Agent Sandboxing Deep Dive: Isolating Tool Execution with Docker
How OpenClaw's sandbox system works — from rootless containers to per-agent profiles, tool policies, and browser isolation.
Tags: security, sandbox, docker, isolation
Category: tutorial
Frequently Asked Questions
Do I need Docker installed to use OpenClaw?
No, Docker is optional. OpenClaw works fine without it — tool execution just happens directly on your host machine. Docker sandboxing adds an isolation layer for security, which is important if you're running untrusted code or sharing your agent with others.
What does the sandbox actually isolate?
The sandbox isolates exec tool calls (shell commands), browser sessions, and file system access. Each execution runs in a temporary container with limited permissions, no network access by default, and no access to your host files unless explicitly mounted.
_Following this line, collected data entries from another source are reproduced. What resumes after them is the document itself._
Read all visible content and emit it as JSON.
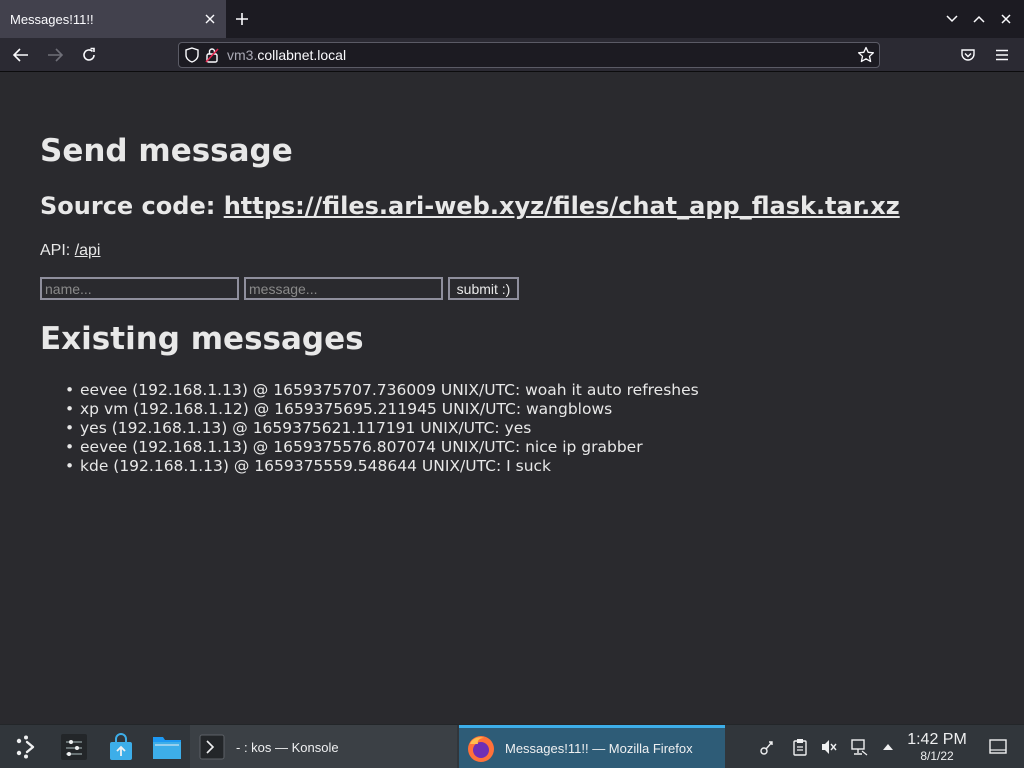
{
  "browser": {
    "tab_title": "Messages!11!!",
    "url_host_prefix": "vm3.",
    "url_domain": "collabnet.local"
  },
  "page": {
    "heading_send": "Send message",
    "source_prefix": "Source code: ",
    "source_link": "https://files.ari-web.xyz/files/chat_app_flask.tar.xz",
    "api_prefix": "API: ",
    "api_link": "/api",
    "name_placeholder": "name...",
    "message_placeholder": "message...",
    "submit_label": "submit :)",
    "heading_existing": "Existing messages",
    "messages": [
      "eevee (192.168.1.13) @ 1659375707.736009 UNIX/UTC: woah it auto refreshes",
      "xp vm (192.168.1.12) @ 1659375695.211945 UNIX/UTC: wangblows",
      "yes (192.168.1.13) @ 1659375621.117191 UNIX/UTC: yes",
      "eevee (192.168.1.13) @ 1659375576.807074 UNIX/UTC: nice ip grabber",
      "kde (192.168.1.13) @ 1659375559.548644 UNIX/UTC: I suck"
    ]
  },
  "taskbar": {
    "konsole_label": "- : kos — Konsole",
    "firefox_label": "Messages!11!! — Mozilla Firefox",
    "clock_time": "1:42 PM",
    "clock_date": "8/1/22"
  },
  "colors": {
    "page_bg": "#2a2a2e",
    "text": "#e8e8e8",
    "active_task_accent": "#3daee9",
    "taskbar_bg": "#31363b"
  }
}
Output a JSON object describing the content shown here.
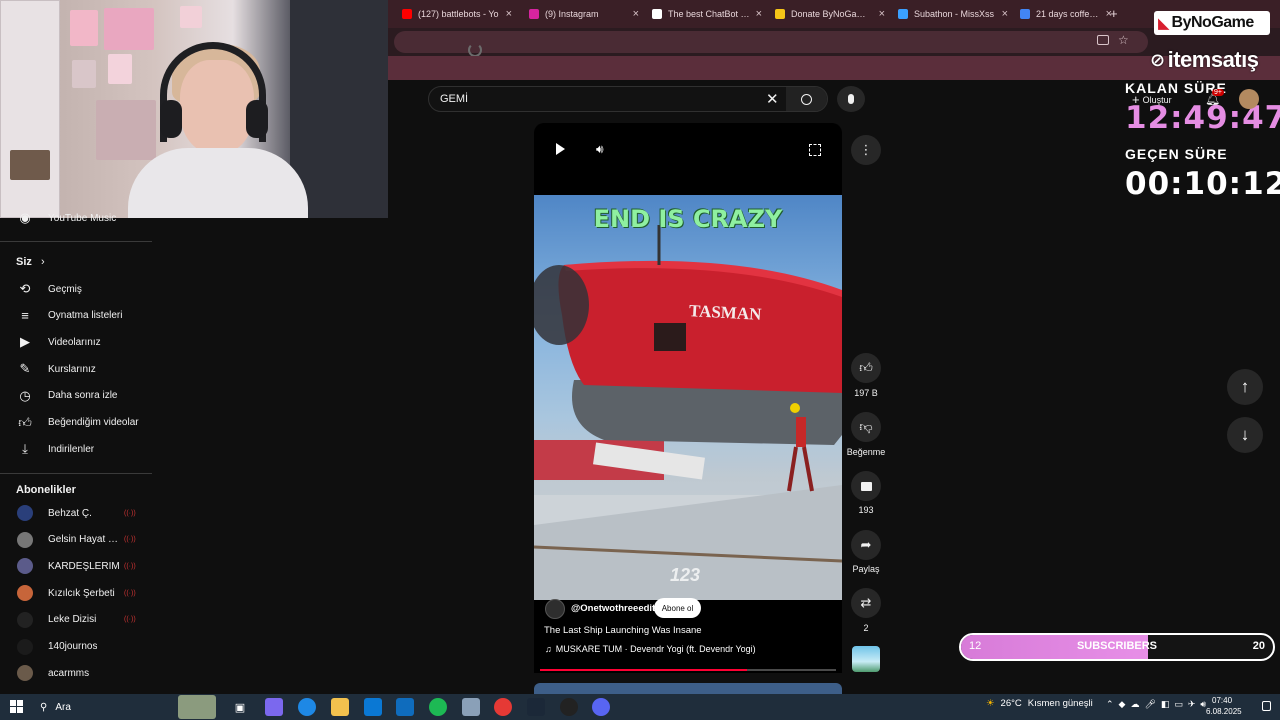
{
  "tabs": [
    {
      "title": "(127) battlebots - Yo",
      "favicon_color": "#ff0000"
    },
    {
      "title": "(9) Instagram",
      "favicon_color": "#d6249f"
    },
    {
      "title": "The best ChatBot an",
      "favicon_color": "#ffffff"
    },
    {
      "title": "Donate ByNoGame -",
      "favicon_color": "#f5c518"
    },
    {
      "title": "Subathon - MissXss",
      "favicon_color": "#3aa0ff"
    },
    {
      "title": "21 days coffee - Goo",
      "favicon_color": "#4285f4"
    }
  ],
  "search": {
    "query": "GEMİ"
  },
  "sidebar": {
    "top_item": "YouTube Music",
    "you_section": "Siz",
    "you_items": [
      "Geçmiş",
      "Oynatma listeleri",
      "Videolarınız",
      "Kurslarınız",
      "Daha sonra izle",
      "Beğendiğim videolar",
      "İndirilenler"
    ],
    "subs_section": "Abonelikler",
    "subscriptions": [
      {
        "name": "Behzat Ç.",
        "live": true,
        "color": "#2a3f7a"
      },
      {
        "name": "Gelsin Hayat Bild...",
        "live": true,
        "color": "#777777"
      },
      {
        "name": "KARDEŞLERİM",
        "live": true,
        "color": "#5b5b8a"
      },
      {
        "name": "Kızılcık Şerbeti",
        "live": true,
        "color": "#c7653a"
      },
      {
        "name": "Leke Dizisi",
        "live": true,
        "color": "#222222"
      },
      {
        "name": "140journos",
        "live": false,
        "color": "#1b1b1b"
      },
      {
        "name": "acarmms",
        "live": false,
        "color": "#6a5a4a"
      }
    ],
    "live_mark": "((·))"
  },
  "video": {
    "overlay_text": "END IS CRAZY",
    "ship_name": "TASMAN",
    "watermark": "123",
    "channel": "@Onetwothreeedit",
    "subscribe_label": "Abone ol",
    "title": "The Last Ship Launching Was Insane",
    "music": "MUSKARE TUM · Devendr Yogi (ft. Devendr Yogi)",
    "progress": 0.7
  },
  "actions": {
    "likes": "197 B",
    "dislike_label": "Beğenme",
    "comments": "193",
    "share_label": "Paylaş",
    "remix": "2"
  },
  "header_right": {
    "create_label": "Oluştur",
    "notif_badge": "9+"
  },
  "stream": {
    "remaining_label": "KALAN SÜRE",
    "remaining_value": "12:49:47",
    "elapsed_label": "GEÇEN SÜRE",
    "elapsed_value": "00:10:12",
    "sponsor_1": "ByNoGame",
    "sponsor_2": "itemsatış",
    "subs_current": "12",
    "subs_label": "SUBSCRIBERS",
    "subs_goal": "20",
    "subs_fraction": 0.6,
    "remaining_color": "#e58de3",
    "elapsed_color": "#ffffff"
  },
  "taskbar": {
    "search_placeholder": "Ara",
    "weather_temp": "26°C",
    "weather_desc": "Kısmen güneşli",
    "time": "07:40",
    "date": "6.08.2025"
  }
}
Can the agent break out of the sandbox?
OpenClaw uses rootless Docker containers with strict seccomp profiles and no privileged capabilities. While no sandbox is 100% escape-proof, this setup makes breakout extremely difficult. The tool policy system adds another layer by restricting which commands can run at all.
How do tool policies work alongside sandboxing?
Tool policies define what actions the agent can take — which tools are available, what commands are allowed in exec, and whether elevated permissions are permitted. They work as a whitelist on top of sandboxing: even inside a sandbox, only policy-approved actions execute.